Tigray defies Abiy by going ahead with its own elections on September 9. Addis Ababa brands the Tigray government unlawful, while Tigrayan leaders in turn no longer recognise Abiy’s administration.


Federal funds to the region are slashed, which the TPLF says is “tantamount to an act of war”.

– Fighting starts –

On November 4, Abiy orders a military response to a deadly “traitorous” attack on federal army camps in Tigray. The TPLF denies responsibility and says the reported attack is a pretext for an “invasion”.

Two days later, with fighting intensifying, Abiy sacks the head of the military, whose top brass contains many battle-hardened Tigrayans.

On November 9, Ethiopia carries out air strikes on Tigray with Abiy saying the operation will be all over “soon”.

– Refugees and ‘war crimes’ –
Thousands of refugees flee into neighbouring Sudan as the African Union follows the UN in demanding an end to the fighting.

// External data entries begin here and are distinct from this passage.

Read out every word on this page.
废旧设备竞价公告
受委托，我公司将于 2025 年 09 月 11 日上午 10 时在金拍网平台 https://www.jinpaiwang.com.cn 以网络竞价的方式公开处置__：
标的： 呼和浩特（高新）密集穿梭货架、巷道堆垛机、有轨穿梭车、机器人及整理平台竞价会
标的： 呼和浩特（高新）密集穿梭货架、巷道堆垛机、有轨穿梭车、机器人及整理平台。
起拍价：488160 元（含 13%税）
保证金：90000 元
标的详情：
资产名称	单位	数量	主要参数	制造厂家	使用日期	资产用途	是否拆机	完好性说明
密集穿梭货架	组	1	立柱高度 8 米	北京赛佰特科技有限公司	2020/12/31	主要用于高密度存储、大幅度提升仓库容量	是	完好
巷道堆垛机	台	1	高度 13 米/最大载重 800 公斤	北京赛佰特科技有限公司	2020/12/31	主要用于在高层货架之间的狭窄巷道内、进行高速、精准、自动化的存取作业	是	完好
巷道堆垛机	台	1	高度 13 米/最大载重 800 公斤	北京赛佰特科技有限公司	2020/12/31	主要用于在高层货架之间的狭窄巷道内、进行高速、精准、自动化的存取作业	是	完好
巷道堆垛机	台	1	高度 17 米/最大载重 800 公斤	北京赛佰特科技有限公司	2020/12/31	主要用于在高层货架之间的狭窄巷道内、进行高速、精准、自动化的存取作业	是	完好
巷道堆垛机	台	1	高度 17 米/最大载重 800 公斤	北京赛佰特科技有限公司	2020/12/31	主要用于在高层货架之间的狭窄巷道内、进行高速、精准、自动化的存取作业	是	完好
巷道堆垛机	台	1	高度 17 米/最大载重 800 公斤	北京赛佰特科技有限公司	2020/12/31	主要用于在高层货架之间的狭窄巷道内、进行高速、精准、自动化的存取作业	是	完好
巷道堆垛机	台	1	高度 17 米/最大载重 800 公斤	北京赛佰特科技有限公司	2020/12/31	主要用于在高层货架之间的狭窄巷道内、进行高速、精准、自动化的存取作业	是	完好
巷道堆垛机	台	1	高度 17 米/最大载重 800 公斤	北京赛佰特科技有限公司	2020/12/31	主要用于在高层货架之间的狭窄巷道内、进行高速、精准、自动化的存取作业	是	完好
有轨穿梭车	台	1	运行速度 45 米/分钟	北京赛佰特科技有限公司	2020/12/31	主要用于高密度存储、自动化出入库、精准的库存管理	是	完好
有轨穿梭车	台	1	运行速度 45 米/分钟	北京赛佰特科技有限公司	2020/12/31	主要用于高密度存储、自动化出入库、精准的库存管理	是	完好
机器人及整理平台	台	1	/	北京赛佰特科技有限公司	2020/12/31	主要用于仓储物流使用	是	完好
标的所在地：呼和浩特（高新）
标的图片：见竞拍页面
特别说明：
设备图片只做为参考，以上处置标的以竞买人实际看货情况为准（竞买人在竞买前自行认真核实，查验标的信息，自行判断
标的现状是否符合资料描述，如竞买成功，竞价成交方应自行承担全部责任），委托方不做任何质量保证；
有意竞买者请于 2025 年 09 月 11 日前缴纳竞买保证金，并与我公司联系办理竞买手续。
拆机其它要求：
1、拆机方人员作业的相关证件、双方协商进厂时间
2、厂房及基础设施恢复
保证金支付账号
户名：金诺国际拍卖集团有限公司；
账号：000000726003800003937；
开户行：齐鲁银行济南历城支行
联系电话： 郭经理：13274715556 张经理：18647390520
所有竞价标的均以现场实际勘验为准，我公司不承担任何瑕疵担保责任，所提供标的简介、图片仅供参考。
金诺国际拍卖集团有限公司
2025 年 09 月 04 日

An Ethiopian migrant who fled intense fighting in their homeland of Tigray, prepares a meal near a makeshift shelter at the border reception centre of Hamdiyet, in the eastern Sudanese state of Kasala, on November 14, 2020. Ebrahim HAMID / AFP


Refugee flows later swell to almost 25,000.

On November 12, Amnesty International says many civilians have been killed in a massacre which witnesses say was carried out by forces loyal to the Tigray government. The TPLF denies involvement.

The next day the UN calls for an inquiry into “war crimes” in the region.

That night Tigray fires “missiles” at two airports it claims are being used by the Ethiopian military in the neighbouring state of Amhara.

– Eritrea attacked –
On Saturday, Tigray threatens missile attacks on Asmara, the capital of neighbouring Eritrea. It says Eritrea is helping the federal forces.

Later in the evening the area around Asmara’s airport is hit by several rocket strikes, prompting fears of a regional conflict.

Tigray’s president Debretsion Gebremichael claims reponsibility Sunday, saying Ethiopian fighters were using the airport.